Minor versions of personality quirks (say someone who is very sensitive or organized) are part of what makes us unique. But extreme versions of these variations in personality and functioning can be mental disorders. Hypersensitivity can become depression, for example, and extreme organization can become obsessive-compulsive disorder.
Luckily, therapy can improve mental illnesses. But there are three obstacles you will need to overcome first.
Obstacle 1: Recognizing the Problem
We all throw around the word depression with nonchalance: You’re depressed because the Buckeyes lost. You’re depressed because Girls ended.
But when you say these things, you’re actually referring to daily ups and downs, not long-term alterations in mood. Clinical depression is not momentary sadness but a persistent feeling of despair triggered by an imbalance of chemicals in your brain.
The myth about depression, anxiety and other mental disorders is that they’re “soft” diseases. All you have to do is suck it up and be happy. We have to start thinking about mental illnesses the way we would any tangible health problem, such as heart disease. Catch it early, and you’ve got a good shot at curing it.
We can’t will ourselves out of depression or away from a powerful addiction. But we can understand how these emotional disorders work and learn methods for coping with them.
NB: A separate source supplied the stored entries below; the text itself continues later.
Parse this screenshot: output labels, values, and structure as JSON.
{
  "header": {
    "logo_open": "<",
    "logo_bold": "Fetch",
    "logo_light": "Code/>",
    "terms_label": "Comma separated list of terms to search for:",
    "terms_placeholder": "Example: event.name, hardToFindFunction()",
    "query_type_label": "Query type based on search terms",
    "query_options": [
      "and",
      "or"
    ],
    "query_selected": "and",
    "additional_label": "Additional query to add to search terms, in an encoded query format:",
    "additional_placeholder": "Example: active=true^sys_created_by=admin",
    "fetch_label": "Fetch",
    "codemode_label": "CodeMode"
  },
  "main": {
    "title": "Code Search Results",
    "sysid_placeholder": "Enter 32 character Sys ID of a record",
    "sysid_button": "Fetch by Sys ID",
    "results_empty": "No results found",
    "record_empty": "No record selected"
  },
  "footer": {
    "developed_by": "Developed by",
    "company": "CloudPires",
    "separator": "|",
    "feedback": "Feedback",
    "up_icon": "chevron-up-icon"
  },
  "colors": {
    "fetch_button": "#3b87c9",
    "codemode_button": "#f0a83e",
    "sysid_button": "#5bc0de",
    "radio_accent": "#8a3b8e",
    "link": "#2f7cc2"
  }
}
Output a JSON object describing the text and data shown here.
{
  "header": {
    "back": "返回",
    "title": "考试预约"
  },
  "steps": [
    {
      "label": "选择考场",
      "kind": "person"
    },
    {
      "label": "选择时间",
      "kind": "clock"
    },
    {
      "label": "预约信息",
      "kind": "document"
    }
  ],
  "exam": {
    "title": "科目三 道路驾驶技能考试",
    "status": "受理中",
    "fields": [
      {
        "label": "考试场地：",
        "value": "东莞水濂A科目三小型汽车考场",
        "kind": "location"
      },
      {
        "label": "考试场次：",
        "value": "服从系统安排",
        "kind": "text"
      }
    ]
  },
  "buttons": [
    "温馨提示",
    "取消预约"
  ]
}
Obstacle 2: Overcoming Social Stigma
Social stigma discourages the pursuit of mental health treatment. Stereotypes are the root cause of such stigma: They depict those with mental illness as dangerous, unpredictable, malingering or incompetent. These stereotypes and stigma then lead to job and social discrimination.
These displays of discrimination frequently prompt the development of self-stigma: People with mental illness begin to think they fit these descriptions, or worse, that they are unable to recover. These thoughts lead to shame, low self-esteem and the inability to accomplish goals. Many try to avoid being labeled as mentally ill by denying or hiding their problems and refusing to seek care. Social networks, including family members, friends and co-workers, can also have a big impact on people’s decisions to pursue treatment, serving either to enhance feelings of stigma or to encourage seeking care.
Obstacle 3: Finding the Help Needed
Although drug therapy is often started by a primary-care physician, we believe a specialist is needed for mental health conditions.
Such specialists usually combine medication, talk therapy and other behavioral therapies such as exercise and meditation. But almost all treatment involves talking. In treating minor depression and other mental illnesses, talk therapy over six weeks is 60 to 70 percent successful, and 90 percent successful when used in conjunction with drugs. It works by inducing the release of the feel-good hormone oxytocin and by learning new coping strategies.
When it comes to reducing the effects of depression, anxiety and other mental illnesses, the biggest cure might not be in a pill bottle, but in making sure you don’t stay bottled up yourself.